The underlying pathophysiological mechanism between metabolic disorders and cardiovascular diseases has not yet been fully established. Several critical mechanisms can be used to illustrate this regulation. First, the increased systemic oxidative stress is closely related to metabolic disorders [33]. Reactive oxygen species (ROS) generated in metabolic disorders could contribute to the development of cardiovascular damage by upregulating redox signaling pathways and changing the gene expression of inflammatory cytokines, chemokines, and growth factors [34]. Besides, Lipid accumulation is one of the manifestations of metabolic disorders, which may lead to apoptosis, impaired mitochondrial function, cardiac hypertrophy, and contractile dysfunction [35]. The increased cardiac lipid accumulation and altered substrate metabolism could alter the hemodynamic load and cause cardiovascular complications [36]. Moreover, metabolic disorders could induce endoplasmic reticulum stress, which may distort the equilibrium of free radical productions and antioxidant capability, resulting in cardiac stress [37]. Future researches are needed to explore the potential mechanisms, which is essential for developing relevant clinical recommendations.

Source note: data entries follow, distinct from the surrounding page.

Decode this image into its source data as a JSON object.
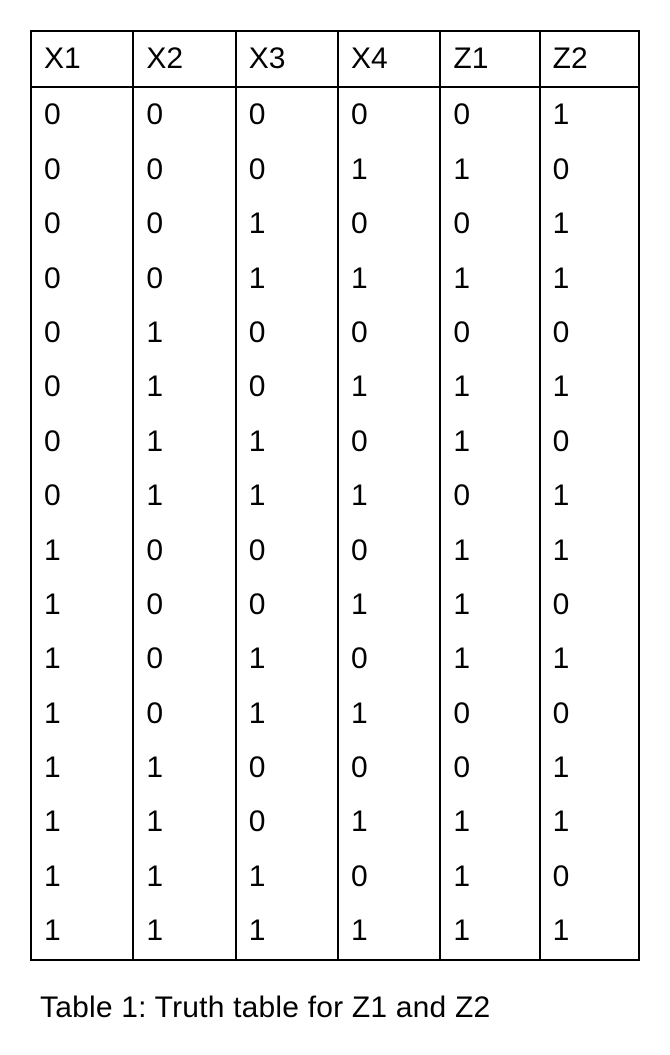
{
  "chart_data": {
    "type": "table",
    "headers": [
      "X1",
      "X2",
      "X3",
      "X4",
      "Z1",
      "Z2"
    ],
    "rows": [
      [
        "0",
        "0",
        "0",
        "0",
        "0",
        "1"
      ],
      [
        "0",
        "0",
        "0",
        "1",
        "1",
        "0"
      ],
      [
        "0",
        "0",
        "1",
        "0",
        "0",
        "1"
      ],
      [
        "0",
        "0",
        "1",
        "1",
        "1",
        "1"
      ],
      [
        "0",
        "1",
        "0",
        "0",
        "0",
        "0"
      ],
      [
        "0",
        "1",
        "0",
        "1",
        "1",
        "1"
      ],
      [
        "0",
        "1",
        "1",
        "0",
        "1",
        "0"
      ],
      [
        "0",
        "1",
        "1",
        "1",
        "0",
        "1"
      ],
      [
        "1",
        "0",
        "0",
        "0",
        "1",
        "1"
      ],
      [
        "1",
        "0",
        "0",
        "1",
        "1",
        "0"
      ],
      [
        "1",
        "0",
        "1",
        "0",
        "1",
        "1"
      ],
      [
        "1",
        "0",
        "1",
        "1",
        "0",
        "0"
      ],
      [
        "1",
        "1",
        "0",
        "0",
        "0",
        "1"
      ],
      [
        "1",
        "1",
        "0",
        "1",
        "1",
        "1"
      ],
      [
        "1",
        "1",
        "1",
        "0",
        "1",
        "0"
      ],
      [
        "1",
        "1",
        "1",
        "1",
        "1",
        "1"
      ]
    ],
    "caption": "Table 1: Truth table for Z1 and Z2"
  }
}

Although the findings are significant, understanding the limitations of study means a better interpretation of the findings. First, since MR analyses inferred causal hypotheses by utilizing the random allocation of genetic variants, it is hard to fully discriminate between mediation and pleiotropy using MR methods. The generous variants in our genome potentially influence one or more phenotypes. Second, the two-sample MR study was based on European ancestries, which increased ancestry bias. Future studies on other ancestries are needed. Furthermore, we did not have specific subtypes of metabolic disorders and insufficient power to detect different levels of metabolic disorders with cardiovascular diseases, which limits our ability to perform further analysis. Future studies will investigate the causal relationship between specific phenotypes of metabolic disorders and cardiovascular diseases.

Conclusions

This study provides evidence of a positive causal relationship between metabolic disorders and increased cardiovascular diseases risk of CHD, MI, HF, hypertension, and stroke. Metabolic disorders play an active role in promoting the progression of cardiovascular diseases, highlighting the importance of revealing the underlying mechanisms for intervention targets.